Carr and Taragon intend to turn "March" into a smaller, quirky comedy, keeping the original's tone but producing something that will feel akin to "Sideways" or "Little Miss Sunshine."

The project is out to writers.

"For me, this is an opportunity to explore the other nature that I have in terms of filmmaking," Carr said. "I love making big studio movies and doing broad comedy where people get hit in the crotch, but this is another side of me. It's more cerebral and introspective."

Bizarro!

Spinal
11-01-2008, 04:23 AM
My brain is too feeble to make sense of this.

Kurosawa Fan
11-01-2008, 02:58 PM
In the spirit of Sideways and Little Miss Sunshine? Where do I sign up!!

Raiders
11-01-2008, 03:08 PM
He so wants to express that other side of his interests that he has gotten the rights to remake a documentary. That's true self-expression right there.

Kurosawa Fan
11-01-2008, 08:23 PM
Here's the trailer (http://www.apple.com/trailers/sony_pictures/paulblartmallcop/) for Paul Blart: Mall Cop.

I don't know. I think he's ready.

Fezzik
11-01-2008, 10:02 PM
He so wants to express that other side of his interests that he has gotten the rights to remake a documentary. That's true self-expression right there.

That's the first thought that came to mind. He's remaking a documentary?

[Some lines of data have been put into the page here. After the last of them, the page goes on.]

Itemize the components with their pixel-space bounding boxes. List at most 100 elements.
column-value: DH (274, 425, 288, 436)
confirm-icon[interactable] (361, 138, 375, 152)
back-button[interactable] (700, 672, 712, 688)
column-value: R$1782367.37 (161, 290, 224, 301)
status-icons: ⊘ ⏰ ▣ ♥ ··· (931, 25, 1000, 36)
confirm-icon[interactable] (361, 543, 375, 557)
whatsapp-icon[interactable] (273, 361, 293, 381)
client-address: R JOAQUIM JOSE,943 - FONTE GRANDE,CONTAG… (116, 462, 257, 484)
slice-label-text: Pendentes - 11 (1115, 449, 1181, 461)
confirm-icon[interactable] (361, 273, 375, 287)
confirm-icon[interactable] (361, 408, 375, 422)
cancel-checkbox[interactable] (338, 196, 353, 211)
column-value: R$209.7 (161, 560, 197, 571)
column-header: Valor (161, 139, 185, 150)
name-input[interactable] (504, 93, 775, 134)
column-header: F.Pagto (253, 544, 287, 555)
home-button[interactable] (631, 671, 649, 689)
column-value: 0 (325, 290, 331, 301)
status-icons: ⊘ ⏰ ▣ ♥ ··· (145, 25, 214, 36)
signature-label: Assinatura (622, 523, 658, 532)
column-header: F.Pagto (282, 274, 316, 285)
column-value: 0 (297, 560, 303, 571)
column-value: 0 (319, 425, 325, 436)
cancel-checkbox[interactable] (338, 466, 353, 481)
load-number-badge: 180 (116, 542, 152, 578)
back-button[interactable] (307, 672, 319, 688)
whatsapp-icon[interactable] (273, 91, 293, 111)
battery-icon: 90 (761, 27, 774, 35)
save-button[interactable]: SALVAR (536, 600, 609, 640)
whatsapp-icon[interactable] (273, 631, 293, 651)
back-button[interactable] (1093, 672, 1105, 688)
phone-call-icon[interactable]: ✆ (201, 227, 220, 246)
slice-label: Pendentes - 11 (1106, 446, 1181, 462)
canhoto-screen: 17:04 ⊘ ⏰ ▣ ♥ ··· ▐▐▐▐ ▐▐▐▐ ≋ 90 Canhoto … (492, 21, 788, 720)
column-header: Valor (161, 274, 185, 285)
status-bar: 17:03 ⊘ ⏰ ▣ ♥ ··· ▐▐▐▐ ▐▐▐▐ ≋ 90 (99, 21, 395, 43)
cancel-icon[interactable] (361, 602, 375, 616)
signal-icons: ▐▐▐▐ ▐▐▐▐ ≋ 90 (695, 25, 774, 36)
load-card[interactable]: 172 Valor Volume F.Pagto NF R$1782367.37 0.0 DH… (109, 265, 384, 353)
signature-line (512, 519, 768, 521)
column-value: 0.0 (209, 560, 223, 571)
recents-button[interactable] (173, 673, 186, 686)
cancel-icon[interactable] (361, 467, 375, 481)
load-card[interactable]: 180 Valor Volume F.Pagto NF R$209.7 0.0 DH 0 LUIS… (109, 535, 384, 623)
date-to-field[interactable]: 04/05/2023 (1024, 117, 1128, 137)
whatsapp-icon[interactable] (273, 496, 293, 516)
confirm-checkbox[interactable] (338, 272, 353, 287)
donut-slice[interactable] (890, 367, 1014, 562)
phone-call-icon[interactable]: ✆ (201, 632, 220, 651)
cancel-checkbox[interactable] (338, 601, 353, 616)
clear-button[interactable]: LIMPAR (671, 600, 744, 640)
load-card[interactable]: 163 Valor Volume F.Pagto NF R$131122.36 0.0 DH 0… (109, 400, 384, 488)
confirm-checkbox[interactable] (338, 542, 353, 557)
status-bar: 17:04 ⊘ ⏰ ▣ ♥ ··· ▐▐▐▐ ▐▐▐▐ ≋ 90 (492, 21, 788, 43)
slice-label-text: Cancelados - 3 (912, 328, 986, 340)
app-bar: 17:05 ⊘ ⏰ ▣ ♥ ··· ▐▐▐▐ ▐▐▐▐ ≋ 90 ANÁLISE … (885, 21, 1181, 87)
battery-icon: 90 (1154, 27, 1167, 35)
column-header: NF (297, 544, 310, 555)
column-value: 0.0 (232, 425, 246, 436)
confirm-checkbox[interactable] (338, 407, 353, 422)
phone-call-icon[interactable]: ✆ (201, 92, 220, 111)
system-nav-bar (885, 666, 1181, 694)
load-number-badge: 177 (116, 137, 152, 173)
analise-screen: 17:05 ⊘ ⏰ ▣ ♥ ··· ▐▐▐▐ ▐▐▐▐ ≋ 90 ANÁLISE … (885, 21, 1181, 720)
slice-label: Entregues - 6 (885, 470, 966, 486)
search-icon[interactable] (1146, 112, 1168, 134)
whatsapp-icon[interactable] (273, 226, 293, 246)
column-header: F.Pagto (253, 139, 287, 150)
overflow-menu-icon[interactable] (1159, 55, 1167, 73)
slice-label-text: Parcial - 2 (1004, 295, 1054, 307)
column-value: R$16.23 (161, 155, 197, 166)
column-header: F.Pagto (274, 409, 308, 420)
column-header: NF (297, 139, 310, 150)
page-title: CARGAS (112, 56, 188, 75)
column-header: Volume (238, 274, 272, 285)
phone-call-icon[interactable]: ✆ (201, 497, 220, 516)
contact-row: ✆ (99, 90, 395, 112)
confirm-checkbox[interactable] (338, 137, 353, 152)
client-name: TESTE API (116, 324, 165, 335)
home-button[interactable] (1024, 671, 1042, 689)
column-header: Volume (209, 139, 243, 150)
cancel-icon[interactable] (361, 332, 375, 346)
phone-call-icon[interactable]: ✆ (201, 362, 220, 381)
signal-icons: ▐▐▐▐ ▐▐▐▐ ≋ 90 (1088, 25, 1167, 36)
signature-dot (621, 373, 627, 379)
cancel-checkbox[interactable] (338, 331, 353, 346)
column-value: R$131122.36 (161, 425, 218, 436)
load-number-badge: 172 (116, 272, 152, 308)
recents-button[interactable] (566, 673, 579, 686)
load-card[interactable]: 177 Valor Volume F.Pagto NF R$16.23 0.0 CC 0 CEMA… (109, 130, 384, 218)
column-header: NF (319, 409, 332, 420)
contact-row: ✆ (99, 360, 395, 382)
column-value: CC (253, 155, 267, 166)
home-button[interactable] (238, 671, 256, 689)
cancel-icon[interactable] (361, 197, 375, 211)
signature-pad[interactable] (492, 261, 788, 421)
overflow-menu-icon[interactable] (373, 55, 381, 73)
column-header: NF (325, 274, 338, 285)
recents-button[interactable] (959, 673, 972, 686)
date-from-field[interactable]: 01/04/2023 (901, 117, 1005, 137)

WTF? As a fictional piece? Someone please stop this madness before it consumes us all.

Kurious Jorge v3.1
11-02-2008, 03:37 PM
In the spirit of Sideways and Little Miss Sunshine? Where do I sign up!!

My bet is it'll end up like Sweet Home Alabama.

Grouchy
11-02-2008, 08:05 PM
Well, Herzog remade his own documentary as a fiction film.

Still, I know.

Boner M
11-02-2008, 10:53 PM
I hope they downplay all that boring neurotic relationship stuff and focus on the lead's funny voice. LOL, quirky!